Pakistan on Thursday condemned the first US drone strikes on its soil this year despite suspicions the two countries coordinated over the attack in the aftermath of a Taliban siege of Karachi airport.
The strikes took place over Wednesday night and early Thursday morning, killing at least 16 militants in the North Waziristan tribal district that lies on the Afghan border, in the first such attacks since December.
They came in the same week as the Taliban claimed responsibility for an all-night siege of Karachi airport that left 37 dead including 10 attackers, shredding a nascent peace process and placing pressure on Islamabad to react decisively.
The foreign office issued a tersely worded statement condemning the strikes as "a violation of Pakistan's sovereignty and territorial integrity".

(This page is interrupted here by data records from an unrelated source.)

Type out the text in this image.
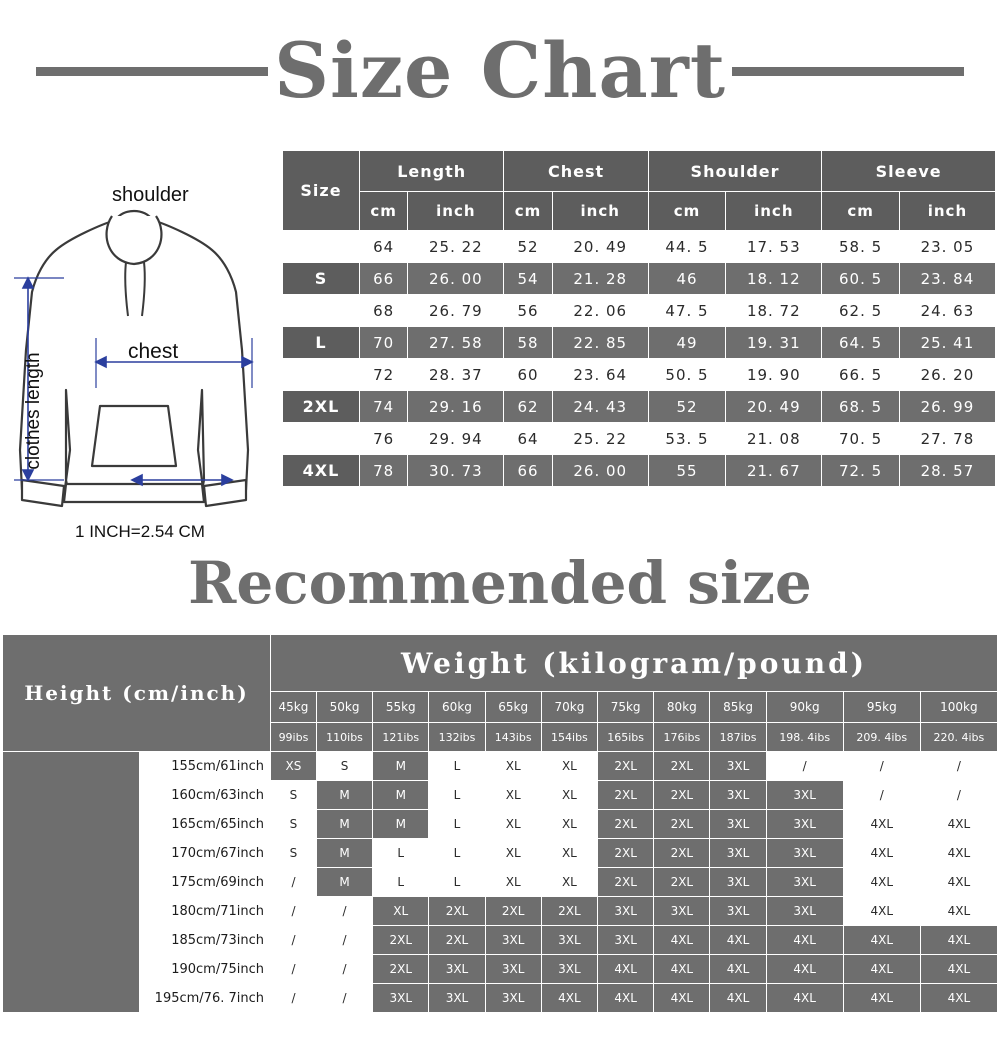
Size Chart
shoulder
chest
clothes length
1 INCH=2.54 CM
Size	Length		Chest		Shoulder		Sleeve	
	cm	inch	cm	inch	cm	inch	cm	inch
XS	64	25. 22	52	20. 49	44. 5	17. 53	58. 5	23. 05
S	66	26. 00	54	21. 28	46	18. 12	60. 5	23. 84
M	68	26. 79	56	22. 06	47. 5	18. 72	62. 5	24. 63
L	70	27. 58	58	22. 85	49	19. 31	64. 5	25. 41
XL	72	28. 37	60	23. 64	50. 5	19. 90	66. 5	26. 20
2XL	74	29. 16	62	24. 43	52	20. 49	68. 5	26. 99
3XL	76	29. 94	64	25. 22	53. 5	21. 08	70. 5	27. 78
4XL	78	30. 73	66	26. 00	55	21. 67	72. 5	28. 57
Recommended size
Height (cm/inch)		Weight (kilogram/pound)											
		45kg	50kg	55kg	60kg	65kg	70kg	75kg	80kg	85kg	90kg	95kg	100kg
		99ibs	110ibs	121ibs	132ibs	143ibs	154ibs	165ibs	176ibs	187ibs	198. 4ibs	209. 4ibs	220. 4ibs
	155cm/61inch	XS	S	M	L	XL	XL	2XL	2XL	3XL	/	/	/
	160cm/63inch	S	M	M	L	XL	XL	2XL	2XL	3XL	3XL	/	/
	165cm/65inch	S	M	M	L	XL	XL	2XL	2XL	3XL	3XL	4XL	4XL
	170cm/67inch	S	M	L	L	XL	XL	2XL	2XL	3XL	3XL	4XL	4XL
	175cm/69inch	/	M	L	L	XL	XL	2XL	2XL	3XL	3XL	4XL	4XL
	180cm/71inch	/	/	XL	2XL	2XL	2XL	3XL	3XL	3XL	3XL	4XL	4XL
	185cm/73inch	/	/	2XL	2XL	3XL	3XL	3XL	4XL	4XL	4XL	4XL	4XL
	190cm/75inch	/	/	2XL	3XL	3XL	3XL	4XL	4XL	4XL	4XL	4XL	4XL
	195cm/76. 7inch	/	/	3XL	3XL	3XL	4XL	4XL	4XL	4XL	4XL	4XL	4XL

"Additionally, these strikes have a negative impact on the government's efforts to bring peace and stability in Pakistan and the region," the statement said.
A foreign office spokeswoman told AFP that rumours of Pakistan requesting the attack were "speculation".
But a senior retired diplomat who is familiar with tribal affairs told AFP: "The government must have consented to this attack. It could not have happened without that."
Washington reportedly suspended its drone programme in December to give Islamabad time to pursue a dialogue process with the TTP aimed at ending a seven year insurgency that has claimed thousands of lives.
The dialogue resulted in a month-long ceasefire between March and April but later broke down, with Pakistan resuming air strikes in suspected militant hideouts in the tribal areas.
The army was widely seen as being opposed to the dialogue because of the heavy casualties it has sustained at the hands of the Tehreek-e-Taliban (TTP), which views them as a mercenary force serving foreign interests.
But following the breakdown of the talks and the Karachi attack, observers believe both civil and military authorities are converging on the need for more concerted action.
Leaked documents have shown deep cooperation over drone attacks in the past, but they remain controversial with critics charging they cause many civilian casualties.
Some 2,171 people have been killed in drone attacks since August 2008, according to an AFP tally.
The US drone strikes took place within hours of each other as militants gathered to dig out the bodies and search for the injured.
The first struck a vehicle and a compound in the village of Dargah Mandi in North Waziristan, where almost 60,000 residents have fled since May fearing a long-rumoured offensive.
An intelligence official in Miranshah, the region's main town some 10 kilometres (six miles) east of the village, said the missiles had struck a pick-up truck carrying about six militants and laden with explosives.
"Four of them were Uzbeks and two were Punjabi Taliban," he said, referring to militants from Pakistan's central Punjab province.
The TTP confirmed to AFP on Wednesday that the Karachi airport siege was carried out by Uzbek fighters belonging to the International Movement for Uzbekistan in a "joint operation".
The second strike came early Thursday at the same site as militants gathered to dig-out the bodies of their fallen comrades at the site of the earlier attack, a local security official said..
Prior to the latest strikes, the last drone attack on Pakistani soil occurred on December 25, 2013, killing three suspected militants.